Important Chinese Art

Property from a Private Collection | 私人收藏

A 'tielimu' four-poster canopy bed (Jiazichuang), Qing dynasty, 18th century | 清十八世紀 鐵力木套方紋圍子四柱架子床

Auction Closed

November 1, 04:48 PM GMT

Estimate

60,000 - 80,000 GBP

Lot Details

Description

Property from a Private Collection

私人收藏


A 'tielimu' four-poster canopy bed (Jiazichuang)

Qing dynasty, 18th century

清十八世紀 鐵力木套方紋圍子四柱架子床


231 by 141 by 212.5 cm, 91 by 55 1/2 by 83 5/8 in.

Chan Shing Kee, Hong Kong, April 2015.


陳勝記,香港,2015年4月

Four-poster canopy beds in huanghuali are extremely rare.

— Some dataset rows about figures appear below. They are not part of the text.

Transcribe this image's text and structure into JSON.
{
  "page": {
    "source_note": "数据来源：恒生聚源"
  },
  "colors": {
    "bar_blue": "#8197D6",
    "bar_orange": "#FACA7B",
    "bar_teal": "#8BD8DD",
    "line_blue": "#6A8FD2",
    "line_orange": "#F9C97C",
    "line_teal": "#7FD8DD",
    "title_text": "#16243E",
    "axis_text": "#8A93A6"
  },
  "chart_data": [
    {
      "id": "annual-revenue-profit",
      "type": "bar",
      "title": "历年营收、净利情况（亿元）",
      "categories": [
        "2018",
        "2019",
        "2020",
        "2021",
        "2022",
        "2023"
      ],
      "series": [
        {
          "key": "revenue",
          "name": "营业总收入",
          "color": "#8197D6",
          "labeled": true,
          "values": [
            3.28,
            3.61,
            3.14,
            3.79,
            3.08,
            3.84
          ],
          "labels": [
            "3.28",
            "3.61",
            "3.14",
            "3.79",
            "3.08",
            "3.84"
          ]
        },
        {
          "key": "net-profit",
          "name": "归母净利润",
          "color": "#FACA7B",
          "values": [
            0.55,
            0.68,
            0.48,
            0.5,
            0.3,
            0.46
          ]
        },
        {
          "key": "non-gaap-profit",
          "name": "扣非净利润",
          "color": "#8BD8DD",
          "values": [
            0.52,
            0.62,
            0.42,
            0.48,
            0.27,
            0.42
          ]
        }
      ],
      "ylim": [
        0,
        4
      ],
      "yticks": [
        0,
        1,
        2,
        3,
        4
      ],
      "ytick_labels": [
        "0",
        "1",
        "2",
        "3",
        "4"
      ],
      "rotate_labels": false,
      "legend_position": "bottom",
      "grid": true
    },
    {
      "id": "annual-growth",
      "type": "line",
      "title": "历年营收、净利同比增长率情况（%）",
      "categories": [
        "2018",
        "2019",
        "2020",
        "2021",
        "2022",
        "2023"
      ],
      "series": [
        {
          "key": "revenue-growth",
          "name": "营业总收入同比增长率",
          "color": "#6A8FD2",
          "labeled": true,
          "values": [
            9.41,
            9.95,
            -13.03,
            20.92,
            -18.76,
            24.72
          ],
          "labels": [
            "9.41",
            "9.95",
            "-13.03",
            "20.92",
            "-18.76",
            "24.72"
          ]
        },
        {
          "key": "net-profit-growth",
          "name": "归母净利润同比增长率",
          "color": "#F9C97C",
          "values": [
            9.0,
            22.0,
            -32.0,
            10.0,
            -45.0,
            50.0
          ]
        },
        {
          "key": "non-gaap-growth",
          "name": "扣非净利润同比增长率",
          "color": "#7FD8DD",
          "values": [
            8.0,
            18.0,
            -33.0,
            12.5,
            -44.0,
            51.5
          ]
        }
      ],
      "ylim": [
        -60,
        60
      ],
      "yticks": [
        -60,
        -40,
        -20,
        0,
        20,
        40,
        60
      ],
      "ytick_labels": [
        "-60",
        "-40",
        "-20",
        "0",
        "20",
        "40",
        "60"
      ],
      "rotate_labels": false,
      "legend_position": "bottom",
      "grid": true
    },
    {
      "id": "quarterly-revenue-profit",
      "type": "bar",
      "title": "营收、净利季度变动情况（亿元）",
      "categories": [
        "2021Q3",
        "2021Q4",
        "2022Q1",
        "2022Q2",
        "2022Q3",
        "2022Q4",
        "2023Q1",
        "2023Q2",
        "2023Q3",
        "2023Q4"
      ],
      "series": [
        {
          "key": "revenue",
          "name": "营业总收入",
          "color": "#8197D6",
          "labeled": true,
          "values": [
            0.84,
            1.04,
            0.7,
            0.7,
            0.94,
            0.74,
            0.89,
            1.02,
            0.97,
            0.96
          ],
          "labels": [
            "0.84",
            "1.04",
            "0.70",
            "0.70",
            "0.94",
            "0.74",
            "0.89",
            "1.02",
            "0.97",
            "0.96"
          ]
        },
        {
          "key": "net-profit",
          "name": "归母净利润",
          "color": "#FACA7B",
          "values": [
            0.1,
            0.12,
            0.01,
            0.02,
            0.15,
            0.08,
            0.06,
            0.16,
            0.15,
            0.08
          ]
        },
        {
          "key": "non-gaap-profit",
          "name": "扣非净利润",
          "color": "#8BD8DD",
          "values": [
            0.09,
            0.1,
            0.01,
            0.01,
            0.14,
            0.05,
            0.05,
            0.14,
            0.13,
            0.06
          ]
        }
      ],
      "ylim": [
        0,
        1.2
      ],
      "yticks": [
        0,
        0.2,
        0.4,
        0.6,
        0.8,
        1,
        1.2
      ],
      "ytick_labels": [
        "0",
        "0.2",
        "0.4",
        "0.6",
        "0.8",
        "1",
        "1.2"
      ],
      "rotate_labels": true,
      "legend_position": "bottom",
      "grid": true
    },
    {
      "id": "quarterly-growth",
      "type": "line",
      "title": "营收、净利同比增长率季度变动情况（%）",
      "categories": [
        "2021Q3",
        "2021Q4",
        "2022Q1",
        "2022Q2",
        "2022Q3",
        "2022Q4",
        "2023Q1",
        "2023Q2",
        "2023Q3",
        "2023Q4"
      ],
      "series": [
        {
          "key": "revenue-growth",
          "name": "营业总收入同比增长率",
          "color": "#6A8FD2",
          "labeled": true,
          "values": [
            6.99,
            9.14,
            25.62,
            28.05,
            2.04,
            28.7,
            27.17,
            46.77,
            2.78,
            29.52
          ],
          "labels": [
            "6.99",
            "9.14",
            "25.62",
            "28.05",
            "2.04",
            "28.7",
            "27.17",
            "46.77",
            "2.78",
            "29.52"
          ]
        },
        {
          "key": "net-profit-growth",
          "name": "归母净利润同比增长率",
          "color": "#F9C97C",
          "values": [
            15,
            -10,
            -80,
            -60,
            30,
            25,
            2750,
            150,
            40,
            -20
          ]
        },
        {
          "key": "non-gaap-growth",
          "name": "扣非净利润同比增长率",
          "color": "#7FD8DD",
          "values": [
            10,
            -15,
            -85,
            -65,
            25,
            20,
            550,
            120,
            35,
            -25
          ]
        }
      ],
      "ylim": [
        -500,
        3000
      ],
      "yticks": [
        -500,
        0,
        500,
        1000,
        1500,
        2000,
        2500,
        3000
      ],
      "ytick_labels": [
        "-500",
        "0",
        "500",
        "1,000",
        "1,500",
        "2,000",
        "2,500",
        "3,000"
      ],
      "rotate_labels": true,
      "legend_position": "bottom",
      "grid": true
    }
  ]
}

In contrast to the more commonly encountered six-poster type, these four-poste beds were likely designed specifically for a man's apartment, epitomising an elegance and simplicity that eschews extravagant adornments, according to an early Ming guide to stylish living, Zhang wu zhi [Treatise on Superfluous Things], written by the scholar and artist, Wen Zhenheng (1585 - 1645). The unique interlocked square patterns decorated on the present lot renders it even more exceptional as Sarah Handler suggests that they symbolise eternal unity and marital harmony. (‘A Little World Made Cunningly: The Chinese Canopy Bed’, Journal of The Classical Chinese Furniture Society, Spring 1992, p. 11, fig. 9.) A woodblock picture dated to 1640 offers a glimpse of the usage of a four-poster canopy bed in Ming context, illustrated in Sarah Handler, Austere Luminosity of Chinese Classical Furniture, Berkley, 2001, p. 145, although very few other examples are documented.

 

Compare a drawing of a four-poster bed with interlocked circular braces on the upper part of the railing, illustrated in Wang Shixiang, Connoiseurship of Chinese Furniture, Hong Kong, 1990, vol. II, p. 134, C15; A related example, but decorated with interlocked hoops, illustrated in Gustav Ecke, Chinese Domestic Furniture, Hong Kong, 1978, pl. 25. Compare also several related examples sold in the auctions, one with four slightly tapered legs and undulating flanges, sold in our Hong Kong rooms, 5th April 2015, lot 2867; one with four straight legs, sold at Christie's New York, 16th September 1999, lot 79, and again at Christie’s Hong Kong, 30th May 2012, lot 4075; and a third bed, sold at Christie’s New York, 16th September 1998, lot 81. For six-poster examples, see one illustrated in George N. Kates, Chinese Household Furniture, New York, 1948, pl. 68; one exhibited in Beyond the Screen. Chinese Furniture of the 16th and 17th Centuries, Museum of Fine Arts, Boston, 1996, cat. no. 16.